Green is a healing colour for Fadojutimi and in How to Protect a Smile, painted with light-sensitive paint, she wonders: “What does the colour green mean in the dawn of global warming in relationship to every colour we hope to see and treasure in the world? As the seasons change, they remind us that change is here. So how do you protect your smile as green turns to orange and orange turns to brown?” This reference to global warming and change is a reminder that Fadojutimi’s exploration and expression of identity in her painting is not self-contained but infinitely connected through relationships to people, places, histories and geographies. This is a permeable existence. In the painting of that name, A Permeable Existence, there is darkness, an underworld or undergrowth. Small areas of impasto paint spill raggedly over the top and bottom edges of this painting, perhaps drawing attention to the undergrowth of our own lives. Yet I feel Fadojutimi’s work is more hopeful than this.

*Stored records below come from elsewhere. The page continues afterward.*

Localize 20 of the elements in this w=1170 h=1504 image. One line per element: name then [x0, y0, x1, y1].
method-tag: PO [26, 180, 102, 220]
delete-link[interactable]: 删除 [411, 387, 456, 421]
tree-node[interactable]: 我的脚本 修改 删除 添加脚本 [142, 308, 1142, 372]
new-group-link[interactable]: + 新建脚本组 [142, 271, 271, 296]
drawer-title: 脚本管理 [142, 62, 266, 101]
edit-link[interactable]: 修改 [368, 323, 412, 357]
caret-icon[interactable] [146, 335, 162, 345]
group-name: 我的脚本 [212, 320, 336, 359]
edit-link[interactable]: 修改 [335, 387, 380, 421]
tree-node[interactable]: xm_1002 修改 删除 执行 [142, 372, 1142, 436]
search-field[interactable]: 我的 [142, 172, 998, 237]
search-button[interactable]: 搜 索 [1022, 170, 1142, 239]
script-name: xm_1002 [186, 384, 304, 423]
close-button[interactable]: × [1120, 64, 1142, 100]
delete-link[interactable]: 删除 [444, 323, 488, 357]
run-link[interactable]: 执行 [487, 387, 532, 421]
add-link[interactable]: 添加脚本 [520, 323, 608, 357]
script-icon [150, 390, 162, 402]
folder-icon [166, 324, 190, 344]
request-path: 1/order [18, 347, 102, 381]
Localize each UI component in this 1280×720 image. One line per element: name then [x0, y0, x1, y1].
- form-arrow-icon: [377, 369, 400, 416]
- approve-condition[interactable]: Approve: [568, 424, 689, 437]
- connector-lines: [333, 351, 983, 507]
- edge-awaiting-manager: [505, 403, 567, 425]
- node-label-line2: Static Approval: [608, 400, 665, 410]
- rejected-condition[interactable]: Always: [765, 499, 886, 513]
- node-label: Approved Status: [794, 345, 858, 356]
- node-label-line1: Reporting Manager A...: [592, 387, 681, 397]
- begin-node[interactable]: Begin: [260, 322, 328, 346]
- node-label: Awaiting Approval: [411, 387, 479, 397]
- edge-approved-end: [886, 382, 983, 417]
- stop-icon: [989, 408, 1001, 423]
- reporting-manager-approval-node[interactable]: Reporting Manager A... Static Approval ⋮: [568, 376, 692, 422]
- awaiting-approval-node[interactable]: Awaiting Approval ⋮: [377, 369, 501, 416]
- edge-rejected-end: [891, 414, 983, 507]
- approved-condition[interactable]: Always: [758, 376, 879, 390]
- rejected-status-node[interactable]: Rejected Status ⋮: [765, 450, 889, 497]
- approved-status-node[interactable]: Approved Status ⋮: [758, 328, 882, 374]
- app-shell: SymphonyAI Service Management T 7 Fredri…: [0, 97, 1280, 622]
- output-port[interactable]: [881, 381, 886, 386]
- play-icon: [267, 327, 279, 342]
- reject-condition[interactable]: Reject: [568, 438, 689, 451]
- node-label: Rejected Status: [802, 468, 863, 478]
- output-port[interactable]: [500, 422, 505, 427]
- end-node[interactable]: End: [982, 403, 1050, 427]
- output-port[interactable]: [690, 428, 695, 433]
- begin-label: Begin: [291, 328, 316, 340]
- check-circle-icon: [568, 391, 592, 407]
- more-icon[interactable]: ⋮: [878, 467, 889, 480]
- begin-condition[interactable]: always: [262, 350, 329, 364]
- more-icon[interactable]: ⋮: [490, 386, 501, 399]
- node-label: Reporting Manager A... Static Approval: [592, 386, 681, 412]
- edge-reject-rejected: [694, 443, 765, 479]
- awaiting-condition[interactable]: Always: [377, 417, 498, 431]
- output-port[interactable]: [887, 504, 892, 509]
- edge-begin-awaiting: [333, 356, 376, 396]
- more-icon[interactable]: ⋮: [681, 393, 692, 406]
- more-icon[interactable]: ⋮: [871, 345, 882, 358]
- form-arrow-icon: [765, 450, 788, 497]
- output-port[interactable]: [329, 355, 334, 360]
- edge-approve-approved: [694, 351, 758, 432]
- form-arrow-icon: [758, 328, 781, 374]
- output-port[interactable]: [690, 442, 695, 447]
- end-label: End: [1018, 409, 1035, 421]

Jadé Fadojutimi. Autumn, summer, spring and winter... don’t forget to colour in between the lines darling, 2022. Acrylic, oil and oil pastels on canvas, 190 x 170 cm. Photo: Michael Brzezinski. Courtesy: Jadé Fadojutimi.
 

These vital paintings let in the light and the artist was so keen on getting more light into the gallery that she had a wall removed to expose a window behind it. Beyond the window, Wakefield’s Chantry Chapel of St Mary the Virgin, built in the 14th century, stands as a reminder of longevity, the staying power and continued relevance of art and architecture. David Chipperfield’s building for the Hepworth Wakefield opened in 2011, and Fadojutimi’s work in the collection was acquired in 2020. Two years on, this exhibition begins to outline her position more clearly. In years to come, Fadojutimi will surely have a well-earned place alongside Hepworth, Nicholson and others in the history of British landscape painting and in the Hepworth Wakefield collection.